Die Lösungen, die in Kollegien schnellstmöglich entwickelt wurden, sind beispielhaft. Viele Branchen könnten sich davon eine Scheibe abschneiden. Wo es gar nicht digital funktionierte, fuhren Grundschullehrerinnen Aufgabenpakete per Fahrrad täglich durch die Stadtteile und holten sie auch wieder ab um sie zu korrigieren. Lehrkräfte gaben Schülern ihre privaten Telefonnummern und ließen sich zu jeder Zeit anrufen, wenn es Probleme gab. Haben Sie während des Lockdowns von irgendeinem Arzt, Mechaniker oder Finanzbeamten die private Telefonnummer bekommen um ihn Freitagabend um 21 Uhr wegen einer nicht gerade lebenswichtigen Angelegenheit anzurufen?

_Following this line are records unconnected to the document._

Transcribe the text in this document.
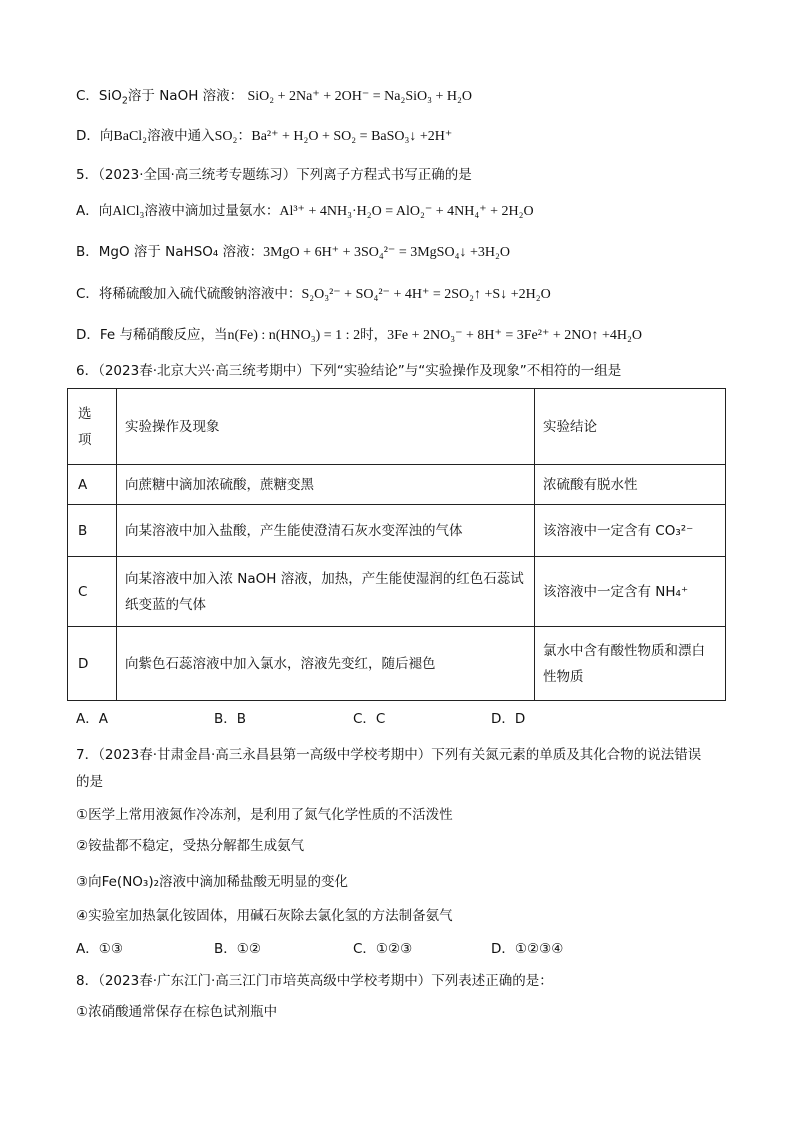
C．SiO$_2$溶于 NaOH 溶液： SiO₂ + 2Na⁺ + 2OH⁻ = Na₂SiO₃ + H₂O
D．向BaCl₂溶液中通入SO₂：Ba²⁺ + H₂O + SO₂ = BaSO₃↓ +2H⁺
5．（2023·全国·高三统考专题练习）下列离子方程式书写正确的是
A．向AlCl₃溶液中滴加过量氨水：Al³⁺ + 4NH₃·H₂O = AlO₂⁻ + 4NH₄⁺ + 2H₂O
B．MgO 溶于 NaHSO₄ 溶液：3MgO + 6H⁺ + 3SO₄²⁻ = 3MgSO₄↓ +3H₂O
C．将稀硫酸加入硫代硫酸钠溶液中：S₂O₃²⁻ + SO₄²⁻ + 4H⁺ = 2SO₂↑ +S↓ +2H₂O
D．Fe 与稀硝酸反应，当n(Fe) : n(HNO₃) = 1 : 2时，3Fe + 2NO₃⁻ + 8H⁺ = 3Fe²⁺ + 2NO↑ +4H₂O
6．（2023春·北京大兴·高三统考期中）下列“实验结论”与“实验操作及现象”不相符的一组是
选
项	实验操作及现象	实验结论
A	向蔗糖中滴加浓硫酸，蔗糖变黑	浓硫酸有脱水性
B	向某溶液中加入盐酸，产生能使澄清石灰水变浑浊的气体	该溶液中一定含有 CO₃²⁻
C	向某溶液中加入浓 NaOH 溶液，加热，产生能使湿润的红色石蕊试
纸变蓝的气体	该溶液中一定含有 NH₄⁺
D	向紫色石蕊溶液中加入氯水，溶液先变红，随后褪色	氯水中含有酸性物质和漂白
性物质
A．A	B．B	C．C	D．D
7．（2023春·甘肃金昌·高三永昌县第一高级中学校考期中）下列有关氮元素的单质及其化合物的说法错误
的是
①医学上常用液氮作冷冻剂，是利用了氮气化学性质的不活泼性
②铵盐都不稳定，受热分解都生成氨气
③向Fe(NO₃)₂溶液中滴加稀盐酸无明显的变化
④实验室加热氯化铵固体，用碱石灰除去氯化氢的方法制备氨气
A．①③	B．①②	C．①②③	D．①②③④
8．（2023春·广东江门·高三江门市培英高级中学校考期中）下列表述正确的是：
①浓硝酸通常保存在棕色试剂瓶中
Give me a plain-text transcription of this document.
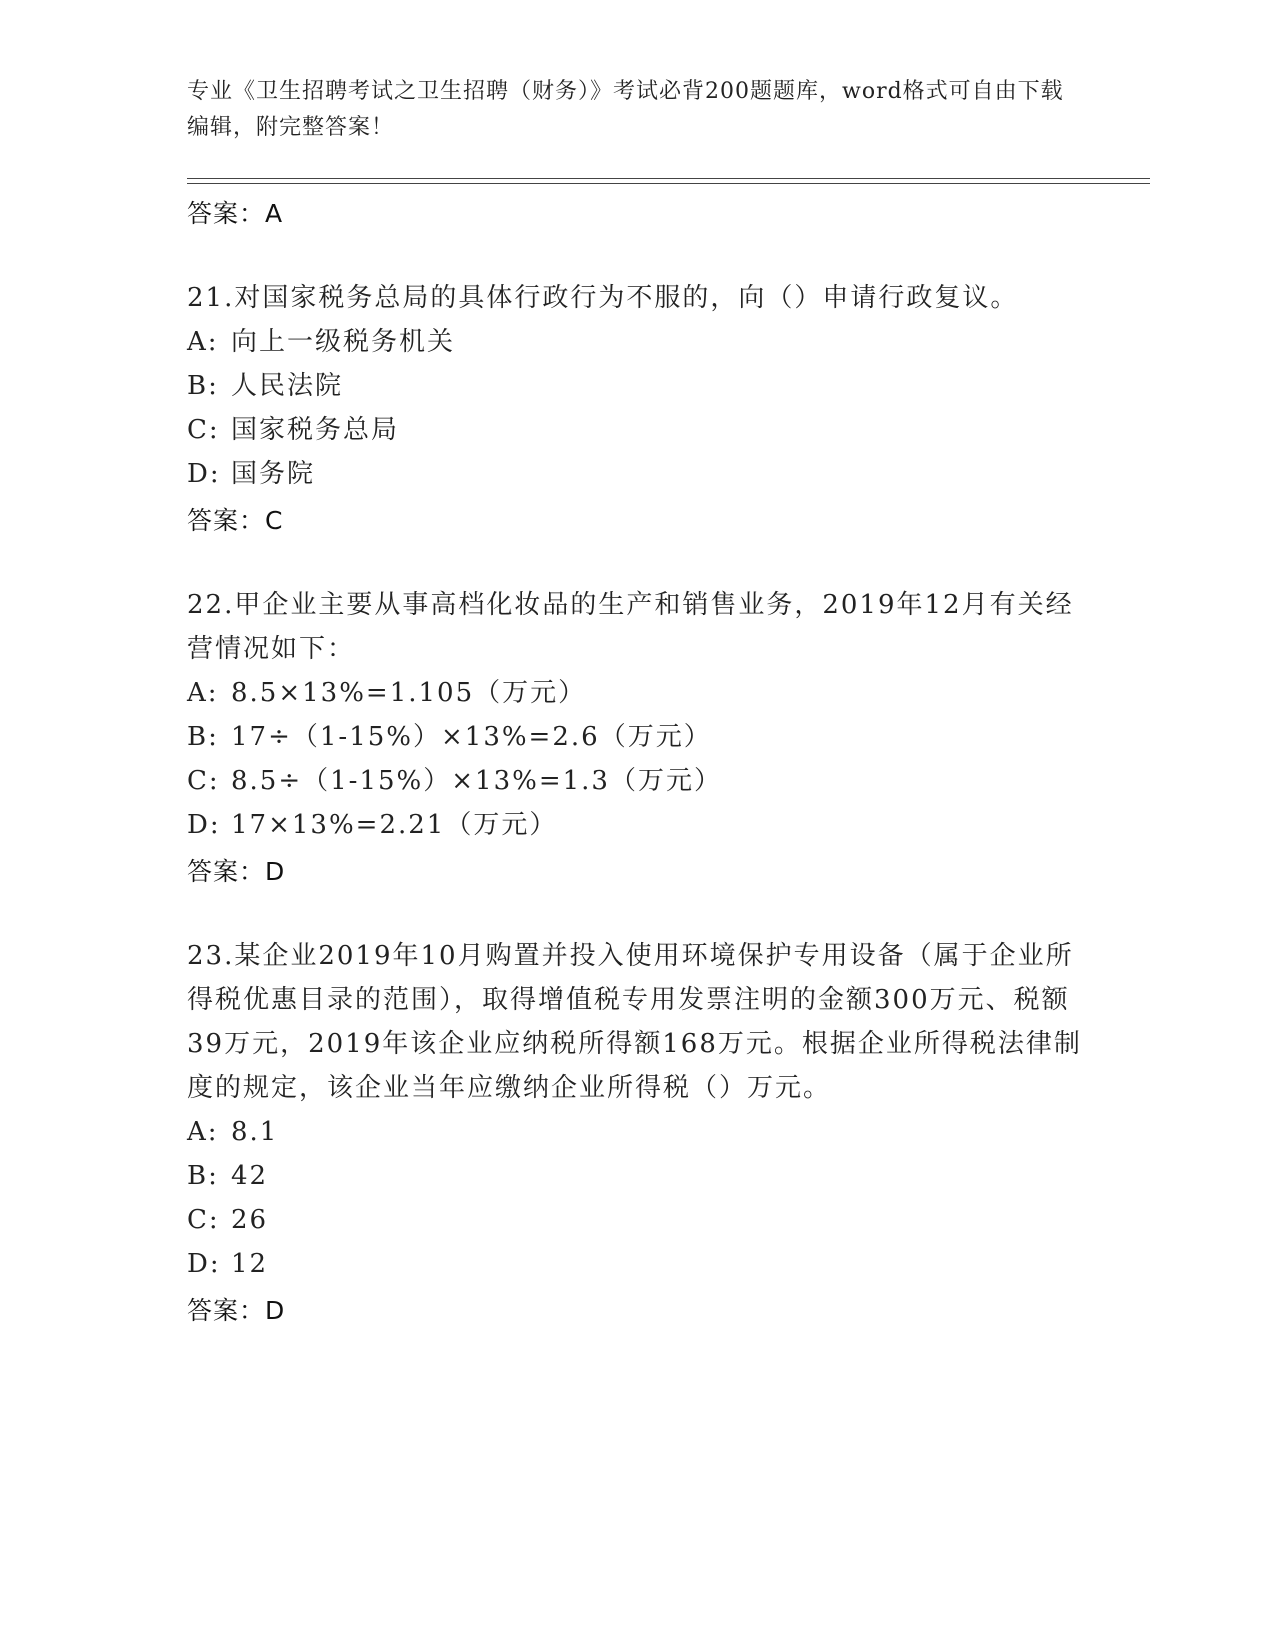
专业《卫生招聘考试之卫生招聘（财务）》考试必背200题题库，word格式可自由下载编辑，附完整答案！
答案：A
21.对国家税务总局的具体行政行为不服的，向（）申请行政复议。
A: 向上一级税务机关
B: 人民法院
C: 国家税务总局
D: 国务院
答案：C
22.甲企业主要从事高档化妆品的生产和销售业务，2019年12月有关经营情况如下：
A: 8.5×13%=1.105（万元）
B: 17÷（1-15%）×13%=2.6（万元）
C: 8.5÷（1-15%）×13%=1.3（万元）
D: 17×13%=2.21（万元）
答案：D
23.某企业2019年10月购置并投入使用环境保护专用设备（属于企业所得税优惠目录的范围），取得增值税专用发票注明的金额300万元、税额39万元，2019年该企业应纳税所得额168万元。根据企业所得税法律制度的规定，该企业当年应缴纳企业所得税（）万元。
A: 8.1
B: 42
C: 26
D: 12
答案：D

Nein? Ich auch nicht. Schulen, Lehrerinnen und Lehrer haben sich in sehr kurzer Zeit organisiert und zu Fahrradkurieren, Plattformtestern- und -nutzern, Videoregisseurinnen, Psychologischen Beratern, Motivationstrainern, Ferndiagnostikerinnen etc. entwickelt.

Übrigens sind viele Lehrerinnen und Lehrer gleichzeitig auch Eltern, die die Beschulung und Betreuung ihrer eigenen Kinder zu organisieren hatten. Nach der teilweisen Öffnung der Schulen, war die Erfahrung der Lehrkräfte mit dem Wechselunterricht weitgehend positiv. Viele Schülerinnen und Schüler profitierten von den halben Gruppen und konnten, da individuelle Förderung wirklich einmal möglich war, ihre Defizite aufholen.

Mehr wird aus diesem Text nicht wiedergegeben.